Die Worte wählt Vladimir Petkovic als Schlusspointe. Und sie könnten nicht besser passen zu ihm. «Manchmal ist es im Fussball wie in der Mathematik. Eins plus eins plus eins gibt vier.» Sagts und lächelt verschmitzt.

Petkovic ist ein Trainer, der gerne einmal ein wenig über den Tellerrand und das nackte Resultat hinaus schaut. Das wusste man schon, bevor einen der Taschenrechner nun belehrt. Jedenfalls erinnert Petkovic gerne daran, dass eine Zeit der Umgewöhnung manchmal Rückschläge wie die Niederlage in Slowenien zur Folge hat. Dass nackte Zahlen wie «Tor-Chancen» oder «Ballbesitz» im Fussball manchmal eben doch lügen.

Ganz klar ein Pflichtsieg

An einem ändert das freilich nichts: Nach dem mathematisch missglückten Start in die EM-Qualifikation hat die Schweiz derzeit keine Joker mehr. Nach den Pflichtsiegen gegen San Marino und Litauen (jeweils 4:0) ist am Freitag gegen Estland der nächste Erfolg gefordert. «Wir müssen, wollen und werden gewinnen», sagt Petkovic. Und fügt an: «Dieses Spiel sollte von uns abhängig sein.»

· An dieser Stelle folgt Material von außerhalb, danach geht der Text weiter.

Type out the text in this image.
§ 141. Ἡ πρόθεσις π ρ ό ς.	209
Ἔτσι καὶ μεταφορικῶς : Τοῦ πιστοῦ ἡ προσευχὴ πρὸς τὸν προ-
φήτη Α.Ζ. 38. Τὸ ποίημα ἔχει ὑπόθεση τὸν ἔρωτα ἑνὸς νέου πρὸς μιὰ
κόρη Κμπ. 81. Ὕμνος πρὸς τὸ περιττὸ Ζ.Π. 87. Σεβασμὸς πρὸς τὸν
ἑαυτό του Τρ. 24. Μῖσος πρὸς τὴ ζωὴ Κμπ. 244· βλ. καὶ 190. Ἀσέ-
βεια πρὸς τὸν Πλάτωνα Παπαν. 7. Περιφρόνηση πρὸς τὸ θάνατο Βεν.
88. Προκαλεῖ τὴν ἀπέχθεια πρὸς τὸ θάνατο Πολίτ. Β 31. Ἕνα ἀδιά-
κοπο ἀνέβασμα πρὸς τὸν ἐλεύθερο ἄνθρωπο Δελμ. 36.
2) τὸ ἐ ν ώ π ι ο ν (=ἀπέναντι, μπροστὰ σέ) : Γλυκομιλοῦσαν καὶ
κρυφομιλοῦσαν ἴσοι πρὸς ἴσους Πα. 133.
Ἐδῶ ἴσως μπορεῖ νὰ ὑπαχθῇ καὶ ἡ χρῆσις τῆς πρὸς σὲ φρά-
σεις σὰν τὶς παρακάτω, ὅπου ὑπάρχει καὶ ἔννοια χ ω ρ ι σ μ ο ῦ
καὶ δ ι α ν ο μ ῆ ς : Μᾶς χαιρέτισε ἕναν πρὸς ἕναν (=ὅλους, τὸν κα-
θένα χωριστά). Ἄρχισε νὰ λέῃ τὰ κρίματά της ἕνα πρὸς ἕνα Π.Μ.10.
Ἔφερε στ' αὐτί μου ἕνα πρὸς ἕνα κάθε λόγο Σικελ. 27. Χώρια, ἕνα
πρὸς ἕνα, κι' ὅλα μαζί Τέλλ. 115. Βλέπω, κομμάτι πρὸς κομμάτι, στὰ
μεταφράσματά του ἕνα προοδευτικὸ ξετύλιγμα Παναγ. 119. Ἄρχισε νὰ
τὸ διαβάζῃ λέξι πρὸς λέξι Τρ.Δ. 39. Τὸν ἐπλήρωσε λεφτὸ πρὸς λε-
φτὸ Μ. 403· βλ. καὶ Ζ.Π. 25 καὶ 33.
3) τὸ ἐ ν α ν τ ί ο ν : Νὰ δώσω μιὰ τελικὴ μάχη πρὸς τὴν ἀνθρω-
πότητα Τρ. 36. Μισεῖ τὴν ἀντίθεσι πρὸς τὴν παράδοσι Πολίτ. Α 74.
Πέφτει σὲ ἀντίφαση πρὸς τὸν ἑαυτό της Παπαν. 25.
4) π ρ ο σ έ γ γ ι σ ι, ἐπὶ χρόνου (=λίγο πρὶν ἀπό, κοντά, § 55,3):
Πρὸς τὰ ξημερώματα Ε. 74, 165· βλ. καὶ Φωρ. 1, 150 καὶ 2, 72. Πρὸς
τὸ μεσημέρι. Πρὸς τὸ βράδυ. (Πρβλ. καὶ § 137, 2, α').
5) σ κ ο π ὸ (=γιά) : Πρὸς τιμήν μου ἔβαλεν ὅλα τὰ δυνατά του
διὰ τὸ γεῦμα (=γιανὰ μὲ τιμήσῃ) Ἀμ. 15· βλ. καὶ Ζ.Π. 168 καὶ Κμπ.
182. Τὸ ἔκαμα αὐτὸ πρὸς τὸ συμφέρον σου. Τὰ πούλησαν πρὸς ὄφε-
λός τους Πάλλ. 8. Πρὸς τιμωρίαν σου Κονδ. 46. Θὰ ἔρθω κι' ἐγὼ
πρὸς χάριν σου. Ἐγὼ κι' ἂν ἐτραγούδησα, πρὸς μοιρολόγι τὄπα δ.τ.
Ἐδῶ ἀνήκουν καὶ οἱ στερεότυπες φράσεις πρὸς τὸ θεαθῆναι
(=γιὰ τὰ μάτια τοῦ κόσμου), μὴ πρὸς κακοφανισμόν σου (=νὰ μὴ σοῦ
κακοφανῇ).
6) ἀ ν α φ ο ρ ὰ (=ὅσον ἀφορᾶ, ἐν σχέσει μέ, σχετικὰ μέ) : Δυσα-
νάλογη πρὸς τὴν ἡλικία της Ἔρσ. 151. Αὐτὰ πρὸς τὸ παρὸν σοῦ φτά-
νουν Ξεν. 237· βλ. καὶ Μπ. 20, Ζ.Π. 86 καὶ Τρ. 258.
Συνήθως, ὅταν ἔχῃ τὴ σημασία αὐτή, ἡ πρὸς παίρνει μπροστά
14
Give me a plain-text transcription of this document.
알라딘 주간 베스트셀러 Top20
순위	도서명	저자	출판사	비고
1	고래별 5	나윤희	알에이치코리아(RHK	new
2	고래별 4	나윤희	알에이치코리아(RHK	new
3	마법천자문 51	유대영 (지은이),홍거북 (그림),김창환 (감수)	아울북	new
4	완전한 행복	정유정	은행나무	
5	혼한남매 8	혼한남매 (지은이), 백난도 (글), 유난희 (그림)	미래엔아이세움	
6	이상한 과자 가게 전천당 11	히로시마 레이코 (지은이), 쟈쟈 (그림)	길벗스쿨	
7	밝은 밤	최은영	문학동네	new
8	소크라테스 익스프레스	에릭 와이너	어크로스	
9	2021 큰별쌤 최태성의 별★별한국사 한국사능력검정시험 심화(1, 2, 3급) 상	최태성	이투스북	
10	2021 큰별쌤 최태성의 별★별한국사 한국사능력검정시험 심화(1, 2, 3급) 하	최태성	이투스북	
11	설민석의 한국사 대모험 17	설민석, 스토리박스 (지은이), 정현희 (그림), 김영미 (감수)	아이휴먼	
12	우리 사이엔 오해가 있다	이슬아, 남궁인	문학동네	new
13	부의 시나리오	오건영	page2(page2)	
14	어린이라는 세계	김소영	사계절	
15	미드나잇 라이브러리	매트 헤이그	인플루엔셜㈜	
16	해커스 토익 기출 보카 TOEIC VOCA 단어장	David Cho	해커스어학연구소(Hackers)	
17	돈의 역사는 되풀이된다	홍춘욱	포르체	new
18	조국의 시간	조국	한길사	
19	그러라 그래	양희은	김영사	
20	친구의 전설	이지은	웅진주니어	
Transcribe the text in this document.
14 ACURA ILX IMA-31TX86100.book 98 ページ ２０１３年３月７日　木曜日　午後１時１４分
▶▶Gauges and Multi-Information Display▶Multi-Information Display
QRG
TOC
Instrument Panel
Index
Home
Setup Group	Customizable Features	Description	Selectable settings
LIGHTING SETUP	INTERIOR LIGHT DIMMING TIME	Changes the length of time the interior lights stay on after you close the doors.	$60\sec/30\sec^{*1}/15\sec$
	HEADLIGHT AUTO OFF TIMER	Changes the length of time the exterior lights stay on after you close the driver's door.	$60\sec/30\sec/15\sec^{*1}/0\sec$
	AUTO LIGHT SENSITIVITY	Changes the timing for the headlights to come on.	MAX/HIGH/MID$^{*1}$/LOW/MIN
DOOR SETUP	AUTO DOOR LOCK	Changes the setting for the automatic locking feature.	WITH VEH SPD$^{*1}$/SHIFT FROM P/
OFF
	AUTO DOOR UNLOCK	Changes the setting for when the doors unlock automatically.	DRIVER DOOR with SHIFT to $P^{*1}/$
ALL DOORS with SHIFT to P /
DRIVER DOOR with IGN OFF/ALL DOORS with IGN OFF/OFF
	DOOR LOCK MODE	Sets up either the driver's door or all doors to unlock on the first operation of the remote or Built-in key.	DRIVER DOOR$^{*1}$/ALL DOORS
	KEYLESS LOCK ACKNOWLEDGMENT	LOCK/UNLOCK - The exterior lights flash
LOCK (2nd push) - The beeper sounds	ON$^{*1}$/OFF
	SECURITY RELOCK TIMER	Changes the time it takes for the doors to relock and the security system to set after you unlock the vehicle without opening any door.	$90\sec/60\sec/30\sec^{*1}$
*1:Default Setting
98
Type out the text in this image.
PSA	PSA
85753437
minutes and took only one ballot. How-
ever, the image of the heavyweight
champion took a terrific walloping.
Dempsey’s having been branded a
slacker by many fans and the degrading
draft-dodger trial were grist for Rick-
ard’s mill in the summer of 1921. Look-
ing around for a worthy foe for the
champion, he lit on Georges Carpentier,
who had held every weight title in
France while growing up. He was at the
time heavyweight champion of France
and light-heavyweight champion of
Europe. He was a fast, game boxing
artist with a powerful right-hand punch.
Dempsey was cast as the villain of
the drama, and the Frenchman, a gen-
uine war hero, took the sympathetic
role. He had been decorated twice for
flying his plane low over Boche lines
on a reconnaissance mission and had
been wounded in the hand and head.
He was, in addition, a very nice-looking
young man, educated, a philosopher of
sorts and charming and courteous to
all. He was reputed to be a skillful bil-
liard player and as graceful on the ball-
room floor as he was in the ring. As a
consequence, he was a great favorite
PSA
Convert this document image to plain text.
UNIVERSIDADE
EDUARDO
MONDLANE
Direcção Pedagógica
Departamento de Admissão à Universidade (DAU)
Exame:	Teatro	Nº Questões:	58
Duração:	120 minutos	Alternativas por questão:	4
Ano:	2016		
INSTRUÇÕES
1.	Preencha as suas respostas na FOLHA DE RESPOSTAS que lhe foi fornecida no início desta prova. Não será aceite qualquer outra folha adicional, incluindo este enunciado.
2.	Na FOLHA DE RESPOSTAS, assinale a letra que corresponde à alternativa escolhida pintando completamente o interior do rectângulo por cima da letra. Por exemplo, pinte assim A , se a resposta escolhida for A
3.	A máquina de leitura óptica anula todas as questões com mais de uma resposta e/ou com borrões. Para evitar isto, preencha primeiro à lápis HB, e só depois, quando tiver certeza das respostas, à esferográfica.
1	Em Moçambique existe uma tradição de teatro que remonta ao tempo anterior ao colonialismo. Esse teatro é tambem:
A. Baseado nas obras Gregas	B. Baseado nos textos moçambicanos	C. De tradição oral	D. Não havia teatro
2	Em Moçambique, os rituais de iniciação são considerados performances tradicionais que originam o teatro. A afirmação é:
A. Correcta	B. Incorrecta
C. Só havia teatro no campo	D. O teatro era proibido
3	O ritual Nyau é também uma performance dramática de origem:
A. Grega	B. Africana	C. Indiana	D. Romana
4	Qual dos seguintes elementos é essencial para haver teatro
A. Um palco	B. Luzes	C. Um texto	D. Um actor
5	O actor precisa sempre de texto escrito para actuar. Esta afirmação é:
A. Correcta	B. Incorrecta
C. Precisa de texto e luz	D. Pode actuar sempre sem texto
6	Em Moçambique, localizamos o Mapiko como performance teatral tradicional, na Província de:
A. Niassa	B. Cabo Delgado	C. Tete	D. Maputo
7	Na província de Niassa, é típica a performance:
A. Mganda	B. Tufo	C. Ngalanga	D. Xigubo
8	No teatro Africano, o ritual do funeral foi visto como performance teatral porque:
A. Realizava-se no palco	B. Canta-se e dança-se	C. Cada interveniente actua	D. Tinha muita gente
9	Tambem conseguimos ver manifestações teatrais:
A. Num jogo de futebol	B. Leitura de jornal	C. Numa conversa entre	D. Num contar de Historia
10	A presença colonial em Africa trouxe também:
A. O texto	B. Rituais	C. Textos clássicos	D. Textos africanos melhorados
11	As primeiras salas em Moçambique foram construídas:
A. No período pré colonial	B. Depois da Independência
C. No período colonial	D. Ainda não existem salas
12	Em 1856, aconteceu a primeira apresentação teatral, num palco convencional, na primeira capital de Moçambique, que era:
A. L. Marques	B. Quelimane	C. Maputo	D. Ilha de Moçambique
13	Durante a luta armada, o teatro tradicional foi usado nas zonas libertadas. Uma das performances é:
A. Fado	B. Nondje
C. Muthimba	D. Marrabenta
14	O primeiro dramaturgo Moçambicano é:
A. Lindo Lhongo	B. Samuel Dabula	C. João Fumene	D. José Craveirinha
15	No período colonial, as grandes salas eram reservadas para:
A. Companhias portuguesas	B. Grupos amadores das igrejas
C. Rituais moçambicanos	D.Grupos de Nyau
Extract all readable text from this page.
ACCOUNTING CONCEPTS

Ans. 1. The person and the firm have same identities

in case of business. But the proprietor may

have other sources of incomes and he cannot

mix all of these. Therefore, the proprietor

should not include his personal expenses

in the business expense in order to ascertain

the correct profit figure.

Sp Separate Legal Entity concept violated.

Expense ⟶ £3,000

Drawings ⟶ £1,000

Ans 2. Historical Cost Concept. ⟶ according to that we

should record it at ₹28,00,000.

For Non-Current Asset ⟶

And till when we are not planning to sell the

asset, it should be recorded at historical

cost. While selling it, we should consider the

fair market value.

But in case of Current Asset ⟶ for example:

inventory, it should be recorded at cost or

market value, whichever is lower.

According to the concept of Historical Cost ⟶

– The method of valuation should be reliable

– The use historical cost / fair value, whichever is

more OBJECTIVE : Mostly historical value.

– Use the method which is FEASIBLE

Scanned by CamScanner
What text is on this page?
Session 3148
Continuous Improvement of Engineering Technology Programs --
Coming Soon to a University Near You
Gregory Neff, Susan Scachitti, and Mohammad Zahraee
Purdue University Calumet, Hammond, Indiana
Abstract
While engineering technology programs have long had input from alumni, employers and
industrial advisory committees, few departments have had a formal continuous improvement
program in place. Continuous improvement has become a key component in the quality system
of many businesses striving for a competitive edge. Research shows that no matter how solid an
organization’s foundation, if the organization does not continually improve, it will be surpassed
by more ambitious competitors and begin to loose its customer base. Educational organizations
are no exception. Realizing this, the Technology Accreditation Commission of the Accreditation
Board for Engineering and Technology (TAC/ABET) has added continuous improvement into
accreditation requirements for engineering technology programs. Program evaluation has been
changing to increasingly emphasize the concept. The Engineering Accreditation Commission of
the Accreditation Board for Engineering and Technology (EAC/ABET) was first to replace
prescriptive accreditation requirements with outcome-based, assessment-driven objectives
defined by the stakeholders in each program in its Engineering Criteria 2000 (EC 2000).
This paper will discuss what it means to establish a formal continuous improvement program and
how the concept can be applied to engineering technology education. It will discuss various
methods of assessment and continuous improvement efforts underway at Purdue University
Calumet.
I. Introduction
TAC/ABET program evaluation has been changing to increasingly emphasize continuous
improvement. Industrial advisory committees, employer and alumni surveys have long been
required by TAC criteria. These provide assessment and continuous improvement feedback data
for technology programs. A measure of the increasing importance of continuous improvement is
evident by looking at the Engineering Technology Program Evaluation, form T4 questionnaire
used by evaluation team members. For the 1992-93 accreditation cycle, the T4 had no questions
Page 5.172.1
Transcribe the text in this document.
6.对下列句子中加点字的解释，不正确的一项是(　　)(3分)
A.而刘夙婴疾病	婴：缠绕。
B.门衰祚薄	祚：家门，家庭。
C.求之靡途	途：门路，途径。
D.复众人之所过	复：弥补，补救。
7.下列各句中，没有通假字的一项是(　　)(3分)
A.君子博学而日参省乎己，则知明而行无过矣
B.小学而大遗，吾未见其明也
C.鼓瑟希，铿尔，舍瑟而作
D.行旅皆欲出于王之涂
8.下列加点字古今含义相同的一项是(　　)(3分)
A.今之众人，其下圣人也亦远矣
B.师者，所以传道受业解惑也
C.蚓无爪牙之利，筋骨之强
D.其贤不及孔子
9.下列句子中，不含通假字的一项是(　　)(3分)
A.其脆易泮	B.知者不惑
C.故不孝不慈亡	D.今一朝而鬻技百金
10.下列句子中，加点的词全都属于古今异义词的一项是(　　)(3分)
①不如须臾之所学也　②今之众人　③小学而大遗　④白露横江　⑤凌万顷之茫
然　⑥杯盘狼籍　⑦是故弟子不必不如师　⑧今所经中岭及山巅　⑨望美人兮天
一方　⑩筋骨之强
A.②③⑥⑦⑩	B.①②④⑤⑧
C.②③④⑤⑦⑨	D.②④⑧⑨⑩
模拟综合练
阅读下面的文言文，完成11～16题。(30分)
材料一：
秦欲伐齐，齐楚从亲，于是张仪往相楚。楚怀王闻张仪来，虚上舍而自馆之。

Im Klartext: Wenn die Schweiz ihre Leistung abruft, dann gewinnt sie drei Punkte. Und verliert zumindest nicht den Anschluss an das punktgleiche Slowenien, das zu Hause gegen San Marino spielen darf. Stand heute ist zu erwarten, dass sich die Schweiz und Slowenien hinter dem entrückten England um Rang zwei und die direkte EM-Qualifikation duellieren werden.

Schwache Bilanz des Gegners

Estland also heisst der Gegner. Ein Team, dessen Stärke Petkovic «irgendwo zwischen Slowenien und Litauen» glaubt. Ein einziges Tor haben die Esten in vier Spielen bislang erzielt. Es reichte zum 1:0-Sieg über Slowenien. Zuletzt kamen die Balten jedoch in San Marino nicht über ein 0:0 hinaus.

Mit Ragnar Klavan (Augsburg) gehört nur ein Spieler aus Estland einem Klub einer Topliga an. Das hindert die Mannschaft indes nicht daran, so leidenschaftlich zu verteidigen, dass jedes Team vor Probleme gestellt werden kann. Darum betont Petkovic: «Manchmal ist es Glückssache, ob man ein frühes Tor erzielt oder nicht. Wenn es nicht gleich von Beginn an läuft, müssen wir geduldig und konzentriert bleiben.» Gegen Litauen gelang dies hervorragend. Auf dem Weg zum 4:0 fiel das erste Tor erst in der 66. Minute.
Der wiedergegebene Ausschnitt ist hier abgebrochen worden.